Sure, it was an awesome response. I could read entire books of that magic geek stuff, because I find that kind of minutiae fascinating. (I have issues, I know.)

And yes, I'm a fan, obviously. But I am not an obsessive fan. I do not play the game. I do not watch the fan films. This despite being assured both are awesome. And while I do own the DVD of the short-lived tv series, I also seem to be one of the few fans who doesn't have too many problems with it. In fact, if you ask me, the more hard core fans shot themselves in the foot by getting all nit-picky about the tv show and are responsible for its premature death.

But, beyond that, I think my response to this gets at the core of some of the meta-ness of having fictional people on Twitter and elsewhere on the internet. A trend for which Harry isn't even the poster child, but just one of many. Although I give the people behind it full credit, and they have done a sizable job bringing a large chunk of the Dresden universe into an interactive environment where it's not just fans the characters interact with, but each other. However the people behind the scenes were cast, they've done an excellent job of it.

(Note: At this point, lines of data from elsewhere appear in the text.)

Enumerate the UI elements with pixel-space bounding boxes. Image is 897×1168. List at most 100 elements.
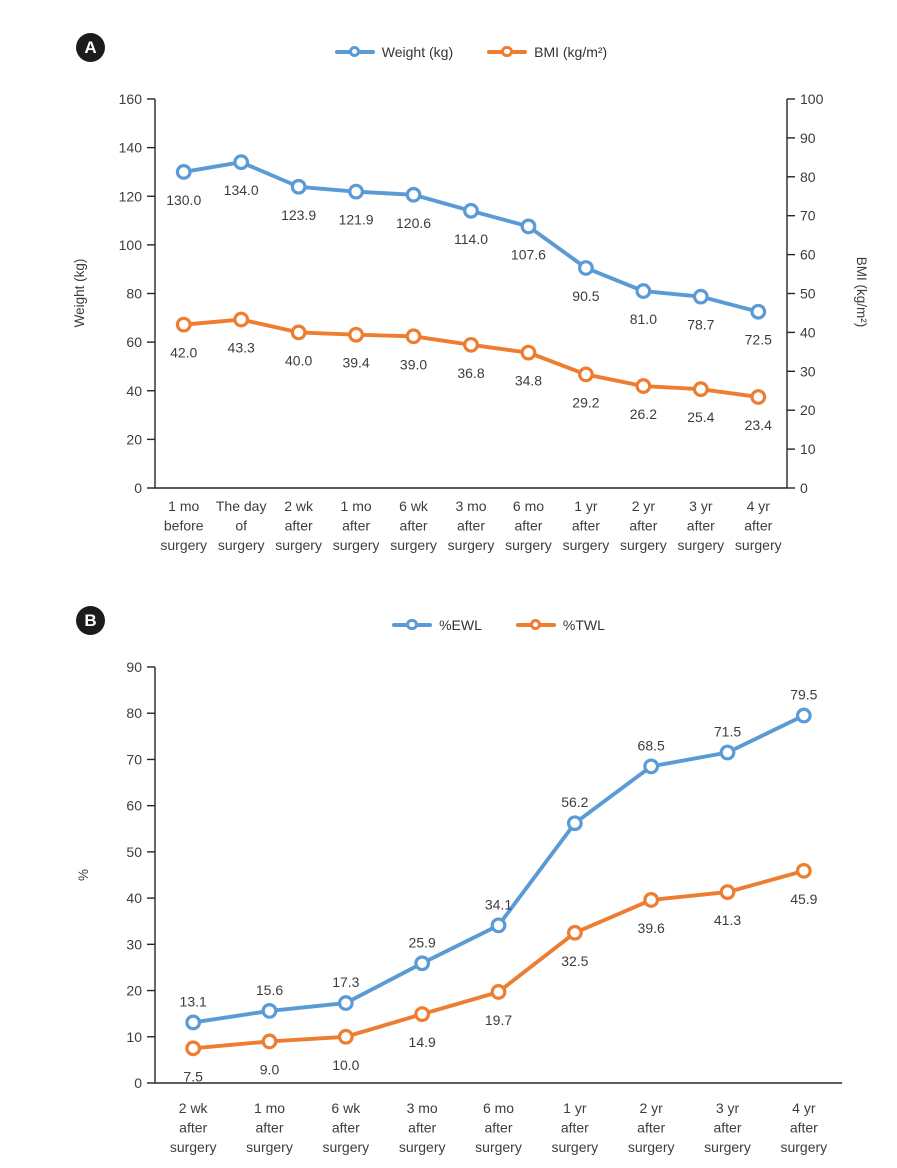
left-axis-tick-label: 160	[119, 91, 143, 107]
data-point-marker	[795, 862, 812, 879]
legend-label: %TWL	[562, 617, 605, 633]
x-axis-category-label: 2 wk after surgery	[170, 1100, 217, 1155]
legend-item-ewl: %EWL	[392, 617, 482, 633]
left-axis-tick-label: 40	[126, 890, 142, 906]
data-label: 72.5	[745, 332, 772, 348]
left-axis-tick-label: 70	[126, 751, 142, 767]
right-axis-tick-label: 100	[800, 91, 824, 107]
right-axis-tick-label: 80	[800, 169, 816, 185]
data-label: 120.6	[396, 215, 431, 231]
legend-label: BMI (kg/m²)	[534, 44, 608, 60]
data-point-marker	[520, 218, 537, 235]
data-label: 23.4	[745, 417, 772, 433]
data-label: 7.5	[183, 1068, 203, 1084]
data-point-marker	[578, 366, 594, 383]
data-label: 114.0	[454, 231, 488, 247]
x-axis-category-label: 1 mo before surgery	[160, 498, 207, 553]
data-label: 34.1	[485, 896, 512, 912]
right-axis-tick-label: 0	[800, 480, 808, 496]
data-label: 71.5	[714, 724, 741, 740]
line-with-ring-icon	[334, 45, 375, 59]
data-label: 39.4	[342, 355, 369, 371]
x-axis-category-label: 1 yr after surgery	[563, 498, 610, 553]
data-point-marker	[337, 995, 354, 1011]
data-point-marker	[463, 336, 479, 353]
data-label: 13.1	[180, 993, 207, 1009]
right-axis-tick-label: 20	[800, 402, 816, 418]
data-label: 9.0	[260, 1061, 280, 1077]
left-axis-tick-label: 120	[119, 188, 143, 204]
line-with-ring-icon	[487, 45, 528, 59]
data-point-marker	[261, 1002, 278, 1019]
data-point-marker	[175, 316, 192, 333]
data-point-marker	[643, 892, 660, 908]
series-line	[191, 713, 806, 1025]
line-with-ring-icon	[392, 618, 433, 632]
panel-b-legend: %EWL %TWL	[155, 617, 842, 633]
legend-label: %EWL	[439, 617, 482, 633]
data-point-marker	[185, 1014, 202, 1031]
data-label: 36.8	[457, 365, 484, 381]
x-axis-category-label: 3 yr after surgery	[677, 498, 724, 553]
right-axis-tick-label: 10	[800, 441, 816, 457]
x-axis-category-label: 2 yr after surgery	[620, 498, 667, 553]
x-axis-category-label: 1 mo after surgery	[333, 498, 380, 553]
x-axis-category-label: 3 mo after surgery	[448, 498, 495, 553]
data-label: 90.5	[572, 288, 599, 304]
data-label: 39.0	[400, 356, 427, 372]
line-with-ring-icon	[515, 618, 556, 632]
panel-a-legend: Weight (kg) BMI (kg/m²)	[155, 44, 787, 60]
data-label: 14.9	[409, 1034, 436, 1050]
legend-item-bmi: BMI (kg/m²)	[487, 44, 607, 60]
panel-a-badge: A	[76, 33, 105, 62]
x-axis-category-label: 1 yr after surgery	[551, 1100, 598, 1155]
data-point-marker	[337, 1028, 354, 1045]
data-point-marker	[795, 707, 812, 724]
data-label: 81.0	[630, 311, 657, 327]
data-label: 42.0	[170, 345, 197, 361]
data-label: 43.3	[228, 340, 255, 356]
right-axis-tick-label: 60	[800, 247, 816, 263]
data-point-marker	[692, 288, 709, 305]
data-label: 79.5	[790, 687, 817, 703]
data-label: 40.0	[285, 352, 312, 368]
data-point-marker	[175, 164, 192, 180]
data-point-marker	[185, 1040, 202, 1057]
data-point-marker	[692, 381, 709, 398]
data-point-marker	[750, 389, 767, 405]
data-label: 29.2	[572, 394, 599, 410]
x-axis-category-label: 1 mo after surgery	[246, 1100, 293, 1155]
weight-bmi-line-chart: 0 20 40 60 80 100 120 140 160 Weight (kg) 0 10 20 30 4…	[72, 91, 869, 553]
data-point-marker	[520, 344, 537, 361]
right-axis-tick-label: 70	[800, 208, 816, 224]
legend-item-weight: Weight (kg)	[334, 44, 453, 60]
data-point-marker	[405, 328, 422, 345]
left-axis-tick-label: 0	[134, 1075, 142, 1091]
data-point-marker	[750, 303, 767, 320]
data-point-marker	[566, 924, 583, 941]
left-axis-title: Weight (kg)	[72, 259, 87, 328]
right-axis-tick-label: 50	[800, 286, 816, 302]
x-axis-category-label: 6 wk after surgery	[322, 1100, 369, 1155]
data-label: 32.5	[561, 953, 588, 969]
data-point-marker	[348, 183, 364, 200]
data-label: 45.9	[790, 891, 817, 907]
x-axis-category-label: 6 mo after surgery	[475, 1100, 522, 1155]
left-axis-tick-label: 10	[126, 1029, 142, 1045]
data-label: 26.2	[630, 406, 657, 422]
left-axis-tick-label: 60	[126, 334, 142, 350]
data-point-marker	[643, 758, 660, 775]
left-axis-tick-label: 0	[134, 480, 142, 496]
data-point-marker	[290, 324, 307, 341]
data-point-marker	[635, 283, 652, 299]
data-point-marker	[719, 884, 736, 901]
data-label: 56.2	[561, 794, 588, 810]
data-point-marker	[463, 202, 479, 219]
left-axis-tick-label: 140	[119, 140, 143, 156]
data-label: 17.3	[332, 974, 359, 990]
legend-item-twl: %TWL	[515, 617, 605, 633]
right-axis-title: BMI (kg/m²)	[854, 257, 869, 328]
data-point-marker	[719, 744, 736, 761]
x-axis-category-label: 4 yr after surgery	[780, 1100, 827, 1155]
data-label: 107.6	[511, 246, 546, 262]
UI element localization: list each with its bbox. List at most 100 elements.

This should be separated from the use of fictional aliases that are used for non-character purposes. Let's be honest, there are so many Drunk Hulk Twitter personalities that, were it really Hulk, he'd never have time to get drunk. Dunk Hulk is a shorthand for getting somewhat vociferous and forgetting to turn off the caps lock.

Harry and his ilk are different. These are the "actual" characters. Yes, I'm going to put that in quotes, because despite addressing my question directly to Harry, I know full well that the illusion only works so long as we don't peer behind the curtain. I have no little dog for that, anyway, and my cat certainly couldn't be bothered. My willingness to participate in that illusion, however, does not equal a blind acceptance of the underlying conceit, and I doubt anyone who interacts with any of the characters online feels differently.

Though I have learned not to underestimate the internet. No doubt someone out there does believe. Which, so long as it's harmless, is fine with me. I believe in Santa Claus, after all. (Me and Frank Sinatra, by the way, so that's pretty damn good company.)

I wouldn't want the characters to be actual people in the first place. Leaving aside the issues that arise from the "author as agent" concept, I don't want Harry's world to be real. Because that would be terrifying. Although it might be worth it for the T-rex incident. (If you don't know what I'm talking about, then you didn't read the books like I told you to at the beginning. You've got to follow directions, people.)

All of which gets me back to the unbridled elation I felt upon seeing my question answered. It's not just that it's a neat little trick, it's the willingness on the part of the author to sign off on this and say, you know what, let's give the fans a little something extra. It's the willingness of the fans of the author to buy into it, to accept the idea that we're talking to the characters. We go along with it not just because it's fun, not just because it tides us over between books, but also because it brings an extra dimension to the experience. It deepens our interaction, adds layers that can't exist elsewhere, and, yes, gives us a place where we can get our geeky little questions answered.

Although that last part may just be me.